From all this, one might gather that Ben is versatile and eclectic, or that he has a multi-personality split to rival Sybil's. But the point is that his own music (documented by eight albums in as many years) is shaped by all of these diverse elements, not as in a patchwork collage, but existing simultaneously, congruently. welded together by Ben's personal vision and creativity. His is not some kind of "fusion" music: rather, it is simply Ben Sidran Music, forged through his own perceptions and detail­ing a style that's completely his own.

It you are a bebop junkie, the phrase 'the cat and the hat' will probably con­jure up images of Lester Young or Thelonious Monk, two famous knights of the lid. Or if you are a former kid. it may well remind you of the Dr. Seuss story of similar name about the feline in the striped stovepipe, who appears during the absence of adults to perform star­tling acts of turmoil and magic. That description might also apply to Lester and Monk, and not just a few other jazz masters as well, whose lyricism has that childlike simplicity and irrepres­sible inner logic. And this album could well be considered Ben's nod to all those cats who appeared, through their music, and touched him in that way. opening his soul and imagination to that which can only come from within.

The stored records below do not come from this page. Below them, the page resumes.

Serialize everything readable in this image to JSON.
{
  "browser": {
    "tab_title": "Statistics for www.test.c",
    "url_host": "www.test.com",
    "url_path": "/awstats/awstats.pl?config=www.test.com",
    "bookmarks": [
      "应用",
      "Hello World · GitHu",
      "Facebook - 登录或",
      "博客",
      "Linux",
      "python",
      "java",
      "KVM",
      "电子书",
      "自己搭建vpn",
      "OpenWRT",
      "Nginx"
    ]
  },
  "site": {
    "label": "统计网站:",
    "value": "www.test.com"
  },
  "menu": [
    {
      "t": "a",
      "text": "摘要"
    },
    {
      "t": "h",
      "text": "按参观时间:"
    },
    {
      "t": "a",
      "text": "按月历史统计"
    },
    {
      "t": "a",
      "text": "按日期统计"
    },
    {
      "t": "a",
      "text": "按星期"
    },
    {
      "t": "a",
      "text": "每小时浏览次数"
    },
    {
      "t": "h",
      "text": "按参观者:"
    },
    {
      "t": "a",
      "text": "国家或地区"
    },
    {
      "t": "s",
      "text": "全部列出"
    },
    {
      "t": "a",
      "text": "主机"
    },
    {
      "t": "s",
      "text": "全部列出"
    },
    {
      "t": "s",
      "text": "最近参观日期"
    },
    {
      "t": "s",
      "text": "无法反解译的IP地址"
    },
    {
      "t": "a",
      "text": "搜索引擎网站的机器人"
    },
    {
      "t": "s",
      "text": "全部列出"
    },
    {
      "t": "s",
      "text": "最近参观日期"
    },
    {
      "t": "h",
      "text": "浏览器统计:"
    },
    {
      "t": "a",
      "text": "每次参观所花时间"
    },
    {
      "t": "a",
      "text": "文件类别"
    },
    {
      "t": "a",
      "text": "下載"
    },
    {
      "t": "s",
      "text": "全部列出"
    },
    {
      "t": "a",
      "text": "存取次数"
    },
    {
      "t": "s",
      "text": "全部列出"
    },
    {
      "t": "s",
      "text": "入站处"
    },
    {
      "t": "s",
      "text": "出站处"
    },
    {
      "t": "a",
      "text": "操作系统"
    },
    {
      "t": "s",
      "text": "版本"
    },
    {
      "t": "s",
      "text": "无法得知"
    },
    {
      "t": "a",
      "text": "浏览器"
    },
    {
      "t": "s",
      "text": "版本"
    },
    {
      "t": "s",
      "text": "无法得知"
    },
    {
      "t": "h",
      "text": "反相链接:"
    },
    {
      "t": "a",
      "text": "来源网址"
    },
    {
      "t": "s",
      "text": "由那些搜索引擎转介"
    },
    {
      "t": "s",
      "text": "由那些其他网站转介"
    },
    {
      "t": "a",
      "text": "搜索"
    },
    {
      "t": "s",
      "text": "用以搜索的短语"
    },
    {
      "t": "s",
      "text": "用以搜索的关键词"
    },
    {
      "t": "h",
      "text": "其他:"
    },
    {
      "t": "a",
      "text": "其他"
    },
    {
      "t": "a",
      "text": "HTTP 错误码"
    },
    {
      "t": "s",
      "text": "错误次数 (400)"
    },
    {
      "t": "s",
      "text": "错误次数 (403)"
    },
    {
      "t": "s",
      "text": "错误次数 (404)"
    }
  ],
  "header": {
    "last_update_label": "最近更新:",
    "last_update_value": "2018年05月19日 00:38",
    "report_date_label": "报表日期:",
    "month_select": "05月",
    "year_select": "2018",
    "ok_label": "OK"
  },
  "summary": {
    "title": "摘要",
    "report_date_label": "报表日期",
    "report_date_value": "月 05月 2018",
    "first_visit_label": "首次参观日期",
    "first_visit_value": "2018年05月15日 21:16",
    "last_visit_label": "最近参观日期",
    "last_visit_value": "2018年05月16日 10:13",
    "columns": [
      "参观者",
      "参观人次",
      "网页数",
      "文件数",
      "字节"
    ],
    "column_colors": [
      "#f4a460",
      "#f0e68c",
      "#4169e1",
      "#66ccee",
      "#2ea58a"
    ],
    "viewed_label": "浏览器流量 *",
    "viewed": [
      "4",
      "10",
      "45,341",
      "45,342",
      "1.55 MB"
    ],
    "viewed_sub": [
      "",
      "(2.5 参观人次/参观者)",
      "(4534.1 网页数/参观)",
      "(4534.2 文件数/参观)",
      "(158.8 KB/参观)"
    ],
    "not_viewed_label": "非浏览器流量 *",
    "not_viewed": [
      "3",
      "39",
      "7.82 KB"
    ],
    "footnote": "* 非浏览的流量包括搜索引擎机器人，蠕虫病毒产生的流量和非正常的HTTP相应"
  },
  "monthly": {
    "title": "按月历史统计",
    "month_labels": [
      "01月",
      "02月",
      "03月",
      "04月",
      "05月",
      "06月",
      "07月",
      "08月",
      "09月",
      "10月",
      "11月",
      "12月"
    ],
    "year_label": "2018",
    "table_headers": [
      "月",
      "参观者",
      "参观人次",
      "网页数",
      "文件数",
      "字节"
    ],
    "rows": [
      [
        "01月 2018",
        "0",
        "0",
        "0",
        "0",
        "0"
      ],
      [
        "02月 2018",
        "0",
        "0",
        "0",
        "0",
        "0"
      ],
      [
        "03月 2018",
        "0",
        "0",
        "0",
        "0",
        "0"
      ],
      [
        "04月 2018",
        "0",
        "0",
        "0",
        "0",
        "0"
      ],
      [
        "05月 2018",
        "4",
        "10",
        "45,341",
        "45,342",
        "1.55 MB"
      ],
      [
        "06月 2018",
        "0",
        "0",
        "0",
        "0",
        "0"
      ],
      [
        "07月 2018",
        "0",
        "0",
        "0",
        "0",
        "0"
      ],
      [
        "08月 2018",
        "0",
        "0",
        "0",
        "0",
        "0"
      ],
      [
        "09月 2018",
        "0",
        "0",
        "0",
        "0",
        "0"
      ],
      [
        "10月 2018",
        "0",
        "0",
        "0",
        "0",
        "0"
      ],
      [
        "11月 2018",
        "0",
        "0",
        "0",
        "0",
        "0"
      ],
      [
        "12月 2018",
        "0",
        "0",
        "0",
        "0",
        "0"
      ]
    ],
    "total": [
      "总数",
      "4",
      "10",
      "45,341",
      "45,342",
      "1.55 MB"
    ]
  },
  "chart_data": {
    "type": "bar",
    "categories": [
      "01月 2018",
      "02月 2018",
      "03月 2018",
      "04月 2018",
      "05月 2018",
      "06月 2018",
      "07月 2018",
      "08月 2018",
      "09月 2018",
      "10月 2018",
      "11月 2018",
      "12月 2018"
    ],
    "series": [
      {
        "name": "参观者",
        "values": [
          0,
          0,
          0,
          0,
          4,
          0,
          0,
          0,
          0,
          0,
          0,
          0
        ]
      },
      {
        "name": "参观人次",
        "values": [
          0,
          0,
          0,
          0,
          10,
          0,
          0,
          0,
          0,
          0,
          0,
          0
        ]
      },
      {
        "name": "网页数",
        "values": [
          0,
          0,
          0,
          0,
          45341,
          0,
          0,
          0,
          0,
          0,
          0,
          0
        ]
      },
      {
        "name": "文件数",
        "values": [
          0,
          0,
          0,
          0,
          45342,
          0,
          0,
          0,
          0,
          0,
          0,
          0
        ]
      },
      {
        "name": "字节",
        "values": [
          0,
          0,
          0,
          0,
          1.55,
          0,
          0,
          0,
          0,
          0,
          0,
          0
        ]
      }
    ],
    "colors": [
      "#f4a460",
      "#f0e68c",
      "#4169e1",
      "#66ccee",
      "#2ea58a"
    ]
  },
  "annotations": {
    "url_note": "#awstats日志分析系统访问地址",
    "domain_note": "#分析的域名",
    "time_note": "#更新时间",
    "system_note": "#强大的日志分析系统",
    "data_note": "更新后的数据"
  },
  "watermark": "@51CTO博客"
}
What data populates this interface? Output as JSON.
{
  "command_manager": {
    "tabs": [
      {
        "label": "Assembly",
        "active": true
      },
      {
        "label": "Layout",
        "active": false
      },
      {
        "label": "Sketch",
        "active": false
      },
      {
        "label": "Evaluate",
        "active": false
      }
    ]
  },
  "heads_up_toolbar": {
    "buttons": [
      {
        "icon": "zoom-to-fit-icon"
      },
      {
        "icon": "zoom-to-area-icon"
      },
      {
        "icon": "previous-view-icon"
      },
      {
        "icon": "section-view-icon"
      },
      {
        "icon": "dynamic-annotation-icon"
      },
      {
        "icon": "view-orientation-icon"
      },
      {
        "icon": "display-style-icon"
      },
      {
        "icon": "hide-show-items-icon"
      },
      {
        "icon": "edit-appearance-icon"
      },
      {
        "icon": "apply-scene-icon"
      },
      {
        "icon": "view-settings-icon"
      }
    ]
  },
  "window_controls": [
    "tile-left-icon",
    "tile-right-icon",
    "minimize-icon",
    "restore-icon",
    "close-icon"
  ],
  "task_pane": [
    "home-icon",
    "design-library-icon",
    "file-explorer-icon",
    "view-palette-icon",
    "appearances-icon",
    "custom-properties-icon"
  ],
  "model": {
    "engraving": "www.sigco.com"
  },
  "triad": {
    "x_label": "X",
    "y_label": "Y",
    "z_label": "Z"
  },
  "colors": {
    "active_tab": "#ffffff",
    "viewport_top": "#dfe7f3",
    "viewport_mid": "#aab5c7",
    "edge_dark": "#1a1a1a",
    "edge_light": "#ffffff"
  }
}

The Jazz musician is the spellbinder, the consummate artist of great training who nonetheless still flies by the seat of his pants, taking chances and celebrat­ing life through the act of surprise. In his music, Ben often reminds us of the old tongue-in-cheek adage that 'in Jazz there are no mistakes, only opportuni­ties,' either through his deceptively simple lyrics, which detail the bitter­sweet ironies of life, or through his highly personal conception, which serves to reinforce the impossibility of stepping into the same stream twice, but the im­perative of trying it at least once.